#MeToo strikes Southern Baptist Convention, delegates to approve resolution admitting male church members 'abused women'
Reports state that a coalition of women, several of whom are reportedly Southern Baptists, intend to rally outside the hall where the annual meeting is scheduled to take place.
America's largest evangelical denomination, the Southern Baptist Convention, will face a reckoning over its treatment of women throughout the church's history. The showdown marks the broadening of the #MeToo movement, and which will have far-reaching consequences for the church.
Reports state that at the institution's annual meeting in Dallas next week, the delegates of the church — who are called "messengers" — will decide if they would approve a resolution admitting that male leaders and members of the church "wronged women, abused women, silenced women, objectified women."
The president of the flagship Southern Baptist Theological Seminary, Albert Mohler, last month wrote: "The #MeToo moment has come to American evangelicals. And I am called to deal with it as a Christian, as a minister of the Gospel, as a seminary and college president, and as a public leader."
The meeting of the convention is being held after reports of multiple scandals where prominent Southern Baptists leaders have been accused of or have admitted to either harassing women or acknowledging inappropriate behavior toward them.
A key evangelical teacher in Houston, Beth Moore, wrote an open letter last month on the same issue and said: "Many women have experienced horrific abuses within the power structures of our Christian world."
Reports state that a coalition of women, several of whom are reportedly Southern Baptists, intend to rally outside the hall where the annual meeting is scheduled to take place next week. The organizers said that the women will protest the "prevalence of abuse and its enablement within the Southern Baptist Convention."
In a recent instance, Paige Patterson, a pre-eminent figure in the denomination's conservative resurgence in recent decades, was fired by the Southwestern Baptist Theological Seminary in Fort Worth after he was accused of counseling a female student to not report another student who had raped her at a seminary he was leading in 2003. Patterson was appointed the seminary's president in 2003, according to reports.
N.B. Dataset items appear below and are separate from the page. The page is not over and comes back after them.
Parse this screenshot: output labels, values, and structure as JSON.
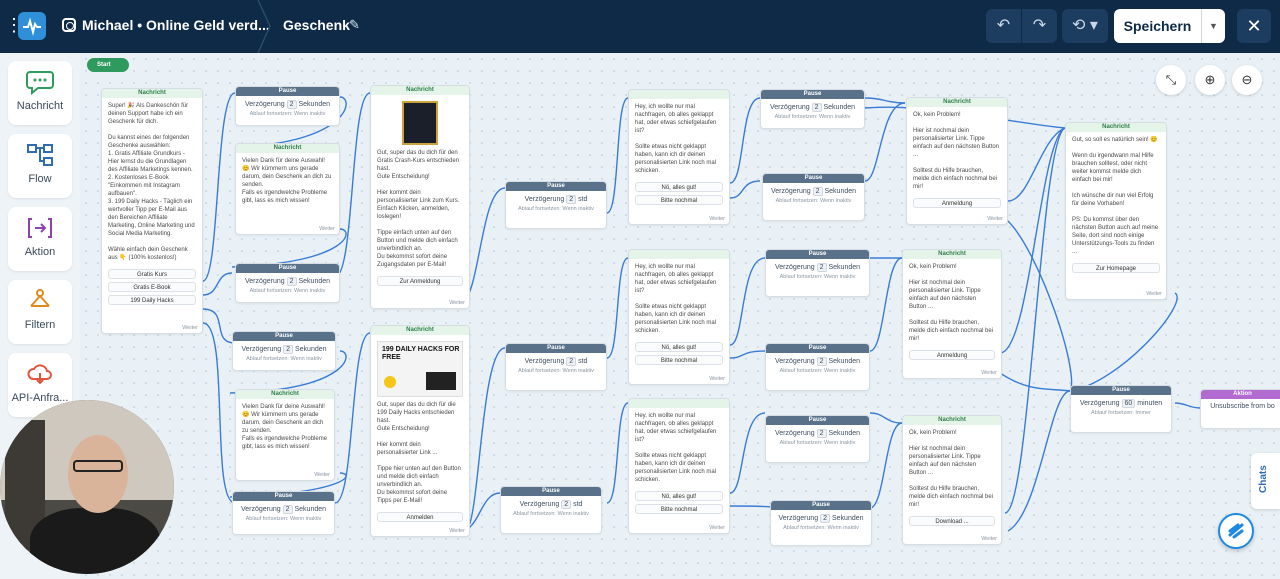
{
  "topbar": {
    "project": "Michael • Online Geld verd...",
    "flow_title": "Geschenk",
    "save_label": "Speichern"
  },
  "sidebar": {
    "items": [
      {
        "label": "Nachricht",
        "icon": "chat-bubble-icon"
      },
      {
        "label": "Flow",
        "icon": "flow-icon"
      },
      {
        "label": "Aktion",
        "icon": "action-icon"
      },
      {
        "label": "Filtern",
        "icon": "filter-icon"
      },
      {
        "label": "API-Anfra...",
        "icon": "cloud-api-icon"
      }
    ]
  },
  "canvas": {
    "start_label": "Start",
    "chats_label": "Chats",
    "weiter": "Weiter",
    "pause_header": "Pause",
    "msg_header": "Nachricht",
    "action_header": "Aktion",
    "delay_prefix": "Verzögerung",
    "resume_text": "Ablauf fortsetzen: Wenn inaktiv",
    "resume_always": "Ablauf fortsetzen: Immer"
  },
  "nodes": {
    "msg1": {
      "body": "Super! 🎉 Als Dankeschön für deinen Support habe ich ein Geschenk für dich.\n\nDu kannst eines der folgenden Geschenke auswählen:\n1. Gratis Affiliate Grundkurs - Hier lernst du die Grundlagen des Affiliate Marketings kennen.\n2. Kostenloses E-Book \"Einkommen mit Instagram aufbauen\".\n3. 199 Daily Hacks - Täglich ein wertvoller Tipp per E-Mail aus den Bereichen Affiliate Marketing, Online Marketing und Social Media Marketing.\n\nWähle einfach dein Geschenk aus 👇 (100% kostenlos!)",
      "buttons": [
        "Gratis Kurs",
        "Gratis E-Book",
        "199 Daily Hacks"
      ]
    },
    "p1": {
      "delay_num": "2",
      "delay_unit": "Sekunden"
    },
    "msg_thanks1": {
      "body": "Vielen Dank für deine Auswahl! 😊 Wir kümmern uns gerade darum, dein Geschenk an dich zu senden.\nFalls es irgendwelche Probleme gibt, lass es mich wissen!"
    },
    "p2": {
      "delay_num": "2",
      "delay_unit": "Sekunden"
    },
    "p3": {
      "delay_num": "2",
      "delay_unit": "Sekunden"
    },
    "msg_thanks2": {
      "body": "Vielen Dank für deine Auswahl! 😊 Wir kümmern uns gerade darum, dein Geschenk an dich zu senden.\nFalls es irgendwelche Probleme gibt, lass es mich wissen!"
    },
    "p4": {
      "delay_num": "2",
      "delay_unit": "Sekunden"
    },
    "msg_kurs": {
      "body": "Gut, super das du dich für den Gratis Crash-Kurs entschieden hast.\nGute Entscheidung!\n\nHier kommt dein personalisierter Link zum Kurs. Einfach Klicken, anmelden, loslegen!\n\nTippe einfach unten auf den Button und melde dich einfach unverbindlich an.\nDu bekommst sofort deine Zugangsdaten per E-Mail!",
      "button": "Zur Anmeldung"
    },
    "msg_hacks": {
      "image_title": "199 DAILY HACKS FOR FREE",
      "body": "Gut, super das du dich für die 199 Daily Hacks entschieden hast.\nGute Entscheidung!\n\nHier kommt dein personalisierter Link ...\n\nTippe hier unten auf den Button und melde dich einfach unverbindlich an.\nDu bekommst sofort deine Tipps per E-Mail!",
      "button": "Anmelden"
    },
    "p_std1": {
      "delay_num": "2",
      "delay_unit": "std"
    },
    "p_std2": {
      "delay_num": "2",
      "delay_unit": "std"
    },
    "p_std3": {
      "delay_num": "2",
      "delay_unit": "std"
    },
    "check1": {
      "body": "Hey, ich wollte nur mal nachfragen, ob alles geklappt hat, oder etwas schiefgelaufen ist?\n\nSollte etwas nicht geklappt haben, kann ich dir deinen personalisierten Link noch mal schicken.",
      "buttons": [
        "Nö, alles gut!",
        "Bitte nochmal"
      ]
    },
    "check2": {
      "body": "Hey, ich wollte nur mal nachfragen, ob alles geklappt hat, oder etwas schiefgelaufen ist?\n\nSollte etwas nicht geklappt haben, kann ich dir deinen personalisierten Link noch mal schicken.",
      "buttons": [
        "Nö, alles gut!",
        "Bitte nochmal"
      ]
    },
    "check3": {
      "body": "Hey, ich wollte nur mal nachfragen, ob alles geklappt hat, oder etwas schiefgelaufen ist?\n\nSollte etwas nicht geklappt haben, kann ich dir deinen personalisierten Link noch mal schicken.",
      "buttons": [
        "Nö, alles gut!",
        "Bitte nochmal"
      ]
    },
    "p5": {
      "delay_num": "2",
      "delay_unit": "Sekunden"
    },
    "p6": {
      "delay_num": "2",
      "delay_unit": "Sekunden"
    },
    "p7": {
      "delay_num": "2",
      "delay_unit": "Sekunden"
    },
    "p8": {
      "delay_num": "2",
      "delay_unit": "Sekunden"
    },
    "p9": {
      "delay_num": "2",
      "delay_unit": "Sekunden"
    },
    "p10": {
      "delay_num": "2",
      "delay_unit": "Sekunden"
    },
    "resend1": {
      "body": "Ok, kein Problem!\n\nHier ist nochmal dein personalisierter Link. Tippe einfach auf den nächsten Button ...\n\nSolltest du Hilfe brauchen, melde dich einfach nochmal bei mir!",
      "button": "Anmeldung"
    },
    "resend2": {
      "body": "Ok, kein Problem!\n\nHier ist nochmal dein personalisierter Link. Tippe einfach auf den nächsten Button ...\n\nSolltest du Hilfe brauchen, melde dich einfach nochmal bei mir!",
      "button": "Anmeldung"
    },
    "resend3": {
      "body": "Ok, kein Problem!\n\nHier ist nochmal dein personalisierter Link. Tippe einfach auf den nächsten Button ...\n\nSolltest du Hilfe brauchen, melde dich einfach nochmal bei mir!",
      "button": "Download ..."
    },
    "final_msg": {
      "body": "Gut, so soll es natürlich sein! 😊\n\nWenn du irgendwann mal Hilfe brauchen solltest, oder nicht weiter kommst melde dich einfach bei mir!\n\nIch wünsche dir nun viel Erfolg für deine Vorhaben!\n\nPS: Du kommst über den nächsten Button auch auf meine Seite, dort sind noch einige Unterstützungs-Tools zu finden ...",
      "button": "Zur Homepage"
    },
    "p60": {
      "delay_num": "60",
      "delay_unit": "minuten"
    },
    "unsub": {
      "label": "Unsubscribe from bo"
    }
  },
  "colors": {
    "topbar": "#0e2a47",
    "pause_header": "#59728a",
    "message_header": "#e4f4e8",
    "action_header": "#b26bd1",
    "link": "#3a7bd5",
    "start": "#2e9a5e"
  }
}
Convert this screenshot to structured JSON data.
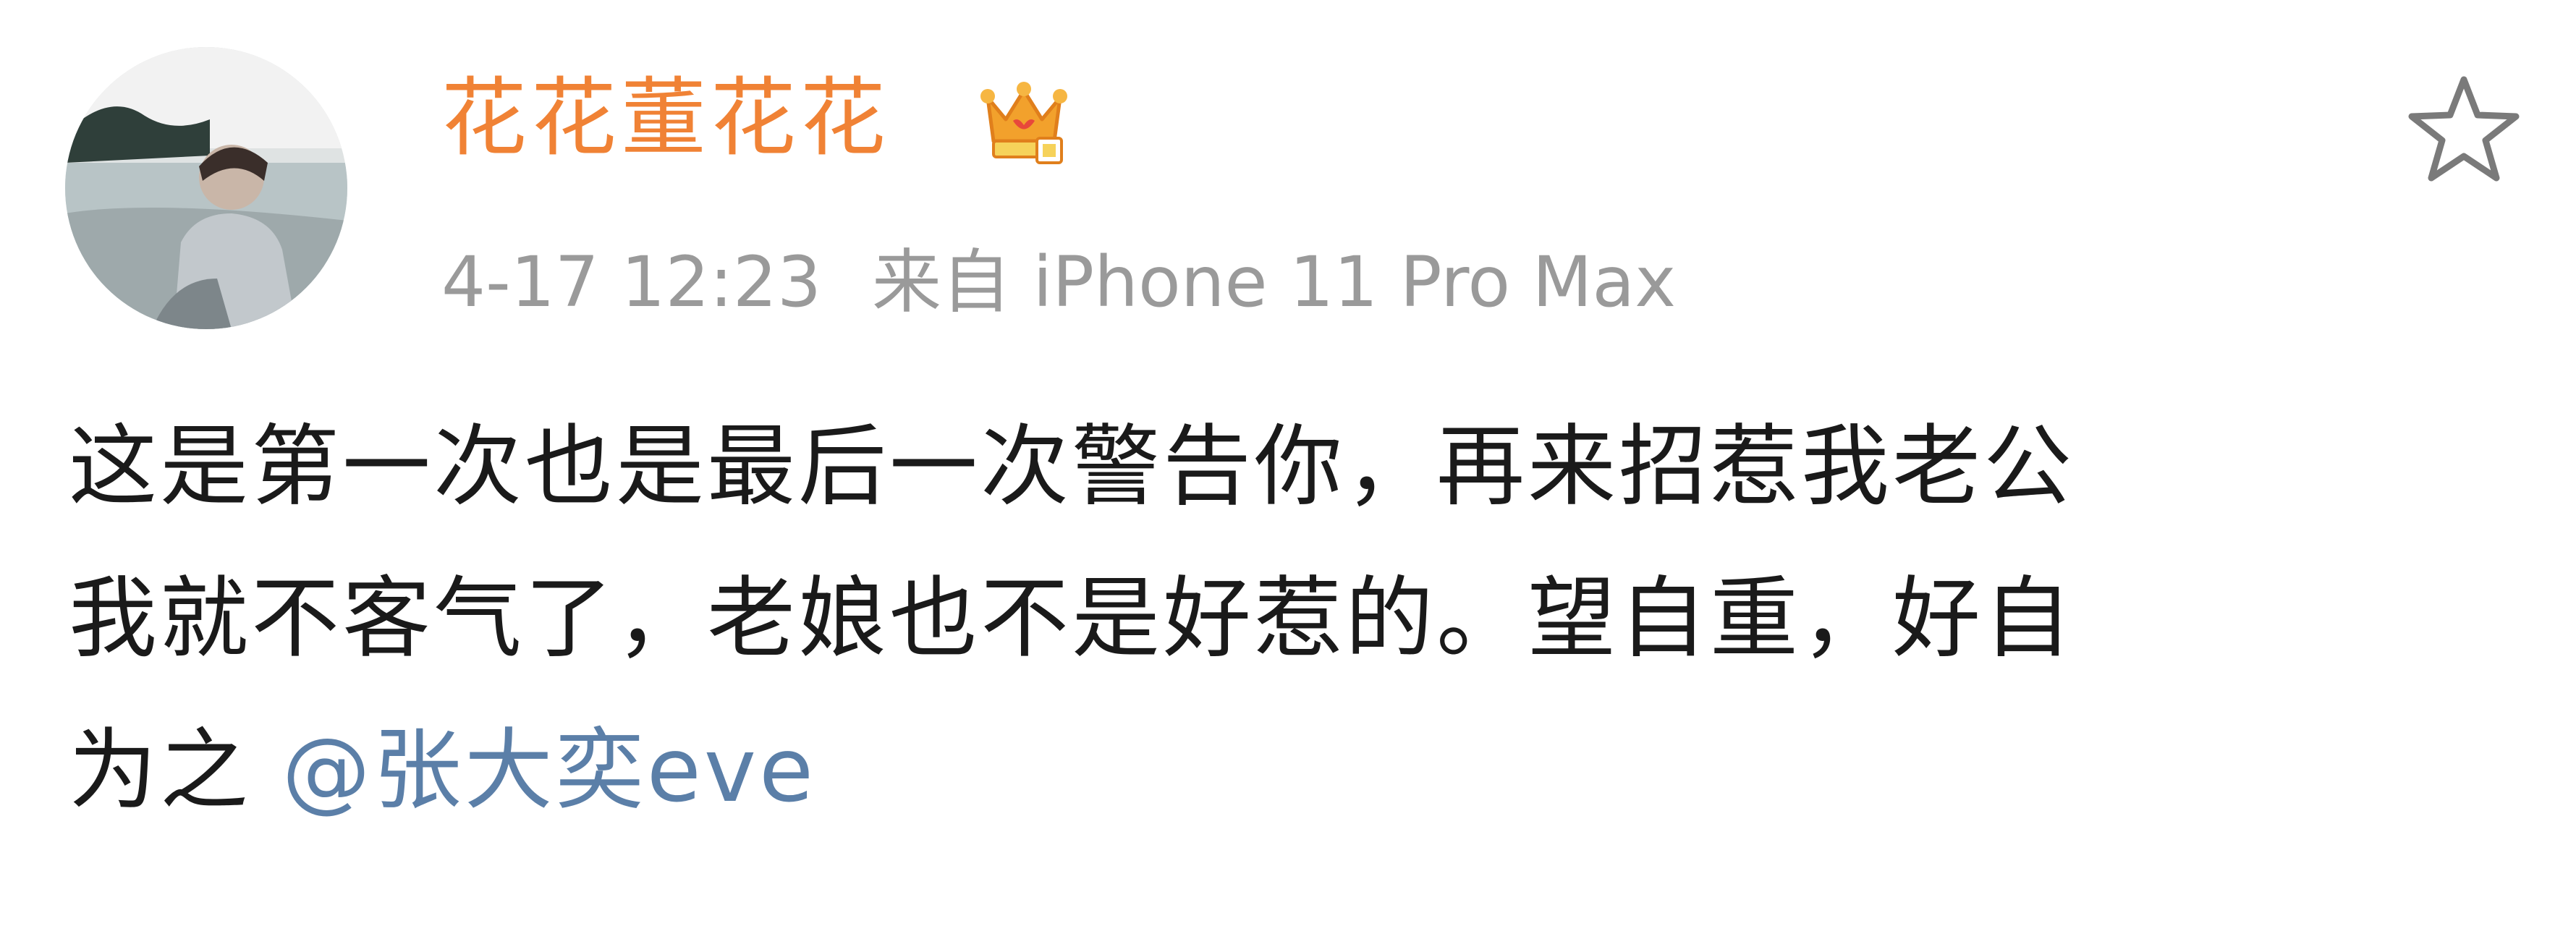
{
  "post": {
    "author": {
      "name": "花花董花花",
      "avatar_icon": "avatar-photo",
      "badge_icon": "vip-crown-badge-icon",
      "name_color": "#f08235"
    },
    "meta": {
      "time": "4-17 12:23",
      "source": "来自 iPhone 11 Pro Max"
    },
    "favorite_icon": "star-icon",
    "content": {
      "lines": [
        "这是第一次也是最后一次警告你，再来招惹我老公",
        "我就不客气了，老娘也不是好惹的。望自重，好自",
        "为之 "
      ],
      "mention": "@张大奕eve",
      "mention_color": "#5b7fa8"
    }
  }
}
The church will never be a refuge for abused women so long as prominent leaders like Southern Baptist Paige Patterson are making dangerous statements like this... https://t.co/mOrukbKvjD pic.twitter.com/xeH2lfXe9z— Jonathan Merritt (@JonathanMerritt) April 28, 2018
The seminary board, while calling for Patterson's removal, also cited his history of remarks about women in general. Patterson, during a sermon in 2014, had described telling a woman that her son's "ogling" of an attractive teenager girl was an appropriate "biblical response. The board, citing this instance, said that boy's behavior was in fact "antithetical to the core values of our faith," CNBC reported.
@ScottColter chief of staff for Paige Patterson and his wife @SharayahColter attend @birchmanorg "Scott is grateful for a strong church." What makes for a strong church? A standing ovation in support of Paige Patterson. @wartwatch @watchkeep pic.twitter.com/mYTDsfQD2Y— Todd Wilhelm (@ThouArtTheMan) June 4, 2018
Patterson, in his defense, released a statement saying: "I do not believe there is a woman or girl ever associated with me who would allege any abuse on my part." However, no one has seemingly made that allegation yet.
Patterson's removal came shortly after the resignation of Frank Page in March as the president and chief executive of the Southern Baptist Convention's executive committee. Page resigned after an incident which the church described as a "morally inappropriate relationship in the recent past," reports state.
A teaching pastor at Highpoint Church, Andy Savage, also resigned in March from the position after he admitted that he had been involved in an inappropriate "sexual incident" with an underage high school student 20 years ago when he was a youth minister at a large Southern Baptist church near Houston.